Students bring concerns to school board, television cameras
The Sandy Post,
Feb 15, 2007,
Updated Feb 16, 2007
(9 Reader comments)
Sandy High School junior Annalisa Peterson addresses the school board at its Feb. 11 meeting. Board member Jim Duff listens.
MARCUS HATHCOCK / SANDY POST
Sandy High School students, unhappy with the recent adjustments to the dress code, took their complaints to the Oregon Trail School Board meeting Monday, Feb. 12. As reported in The Post last week, the focus of those adjustments dealt with student safety and gang issues at the school.
Some students, however, felt that the updates to the dress code are not going to be helpful or effective policies.
“I believe that these new rules are simply an example of the administration implementing a superficial solution to deeper problems that they don’t want to go into,” Annalisa Peterson, a junior at the high school, told the board. “If there were gang issues at Sandy High School, it would not be put to rest because they aren’t able to dress the same. Gangs will still be gangs whether they are in uniform or not.”
Sandy High School Principal Jim Saxton complimented the students for having the courage to speak their minds before the board, but he also defended the newly defined rules. Saxton pointed to three separate occasions since the new code was put in place Monday, Jan. 29. All three centered on identifying a non-student teen who entered the campus; in the third incident, beer was found in the teen’s backpack.
“I’m not interested in having that kind of influence around the school,” Saxton said. “If it takes something like this (dress code) to try to curb it, that’s what we’ll do. If we see in the future that it’s not working, then we’ll try something else.”
Saxton and Vice Principal Tim Werner stressed that the dress code is a part of a proactive strategy that will help keep gangs out of the school and make it safer in general.
“The main things with gangs are identification and intimidation,” Werner said. “The dress code is a tiny piece of (the solution). We’re just trying to stay a step ahead before it’s a problem.”
A group of students including Peterson felt differently and organized a T-shirt protest on the first day of the newly defined dress code. The group of approximately 50 students wore T-shirts with “G.A.N.G.” on them, standing for Girls/Guys Against Nonsense Government.
The student protest generated quite a conversation on local discussion boards and caught the attention of Portland-based television media outlets.
As of Monday night, Feb. 12, www.sandypost.com online readers made 11 comment postings on last week’s story, “Sandy High dress code targets gangs” — the biggest response to any article posted online since the new comment feature was introduced on The Post’s Web site late last year. (See excerpts of some of those comments on the Opinion page, Page 4A.)
At news-and-views blog portland.indymedia.org, locals and interested Portland-area readers contributed 23 bulletin board posts regarding the dress code issue.
On both sites, most of the comments were made anonymously or with pseudonyms, and a majority opposed the dress code changes.
Peterson, freshman Katie Pelchar and junior Sierra Willett contacted the major television stations in Portland, drawing ABC affiliate KATU and NBC affiliate KGW to the Feb. 12 school board meeting.

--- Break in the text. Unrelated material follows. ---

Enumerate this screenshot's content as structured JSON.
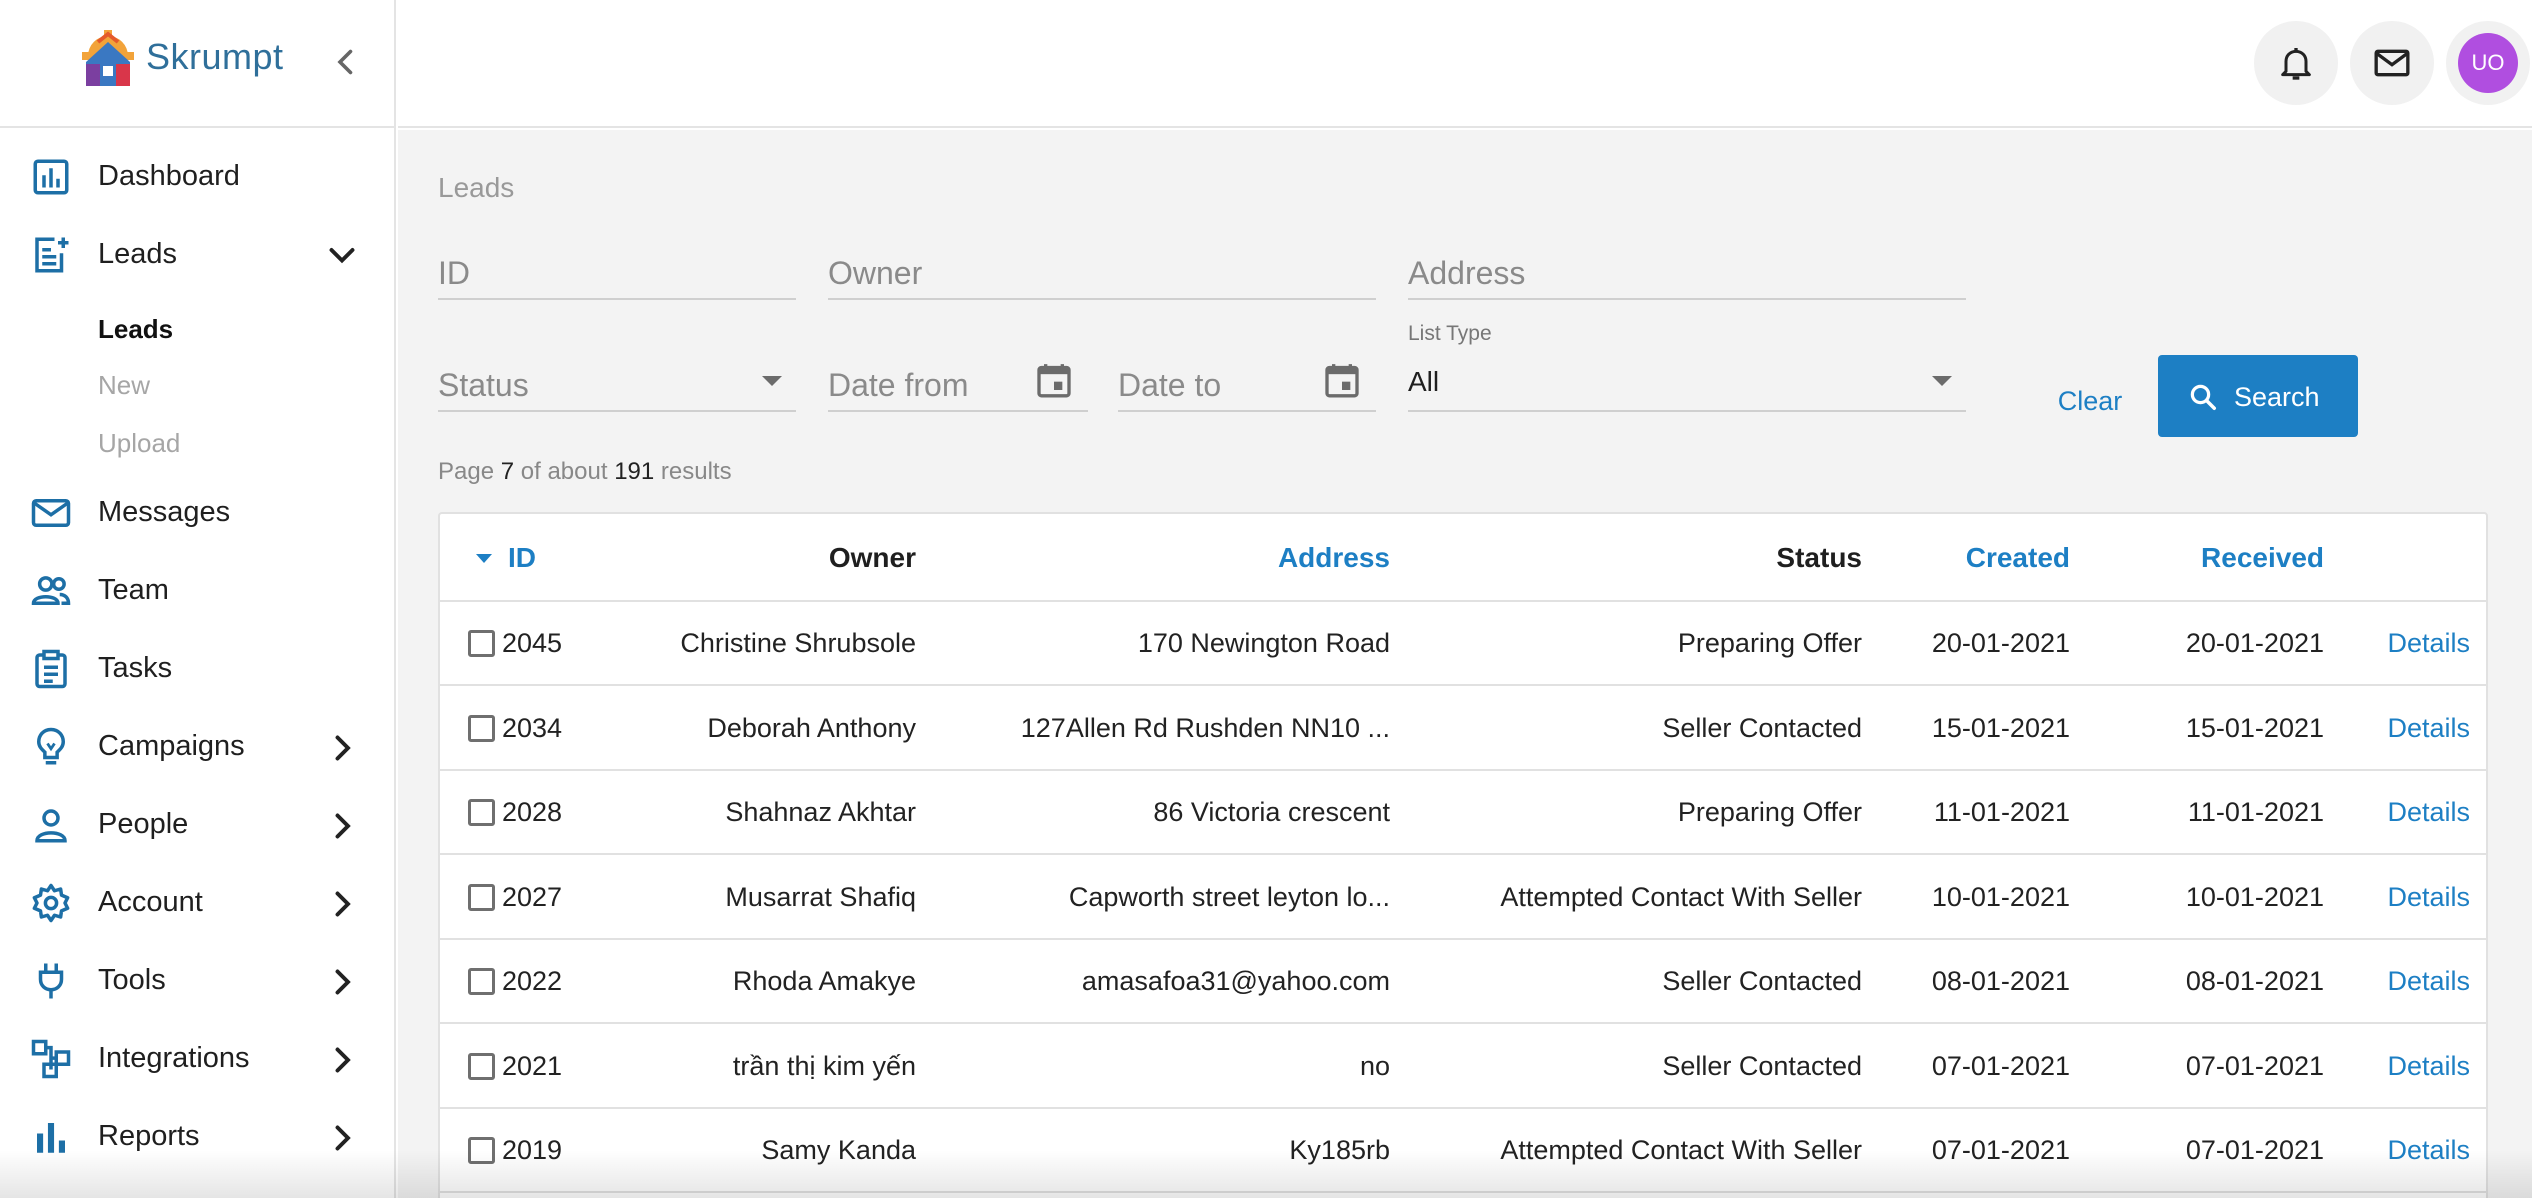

The dress code controversy made the evening and/or late-night newscasts on those stations as well as on Fox affiliate KPTV.
The debate will continue for now, as Peterson plans to take the issue to the School Board again and may take the G.A.N.G. T-shirts to other parts of the community.
Students organized another protest in response to an idea from board member Randy Carmony that students could wear name badges with their school ID numbers. According to Sarah Young, the student government’s community liaison, the suggestion particularly angered the students.
“We were all just furious sitting there in the meeting,” Young said. “We see it almost like a dictatorship.”
Young and like-minded students scrambled to send text messages to as many Sandy High School students’ cell phones as possible in hopes of organizing a late-notice protest.
On Tuesday, Feb. 13, dozens of students wore T-shirts that read, “Hi, my name is,” followed by their six-digit student numbers, with a barcode on the back.
“They might as well scan us instead of taking attendance,” Young said. “We’re not students anymore, we’re a number, and they don’t know us by name.”
Young noted that students couldn’t get in trouble for having the numbers on their shirts, despite the fact that numbers are now forbidden by the dress code, because students use their identification numbers every day at school.
The ban on numbers, however, may be short-lived, as Saxton remarked that school administrators will reevaluate some of the new dress code, including numbers.
“We’ll take a look at that; we’ve already had some discussions,” Saxton said. “We want to be proactive, but we don’t to be so restrictive that the kids can’t wear their favorite shirt.”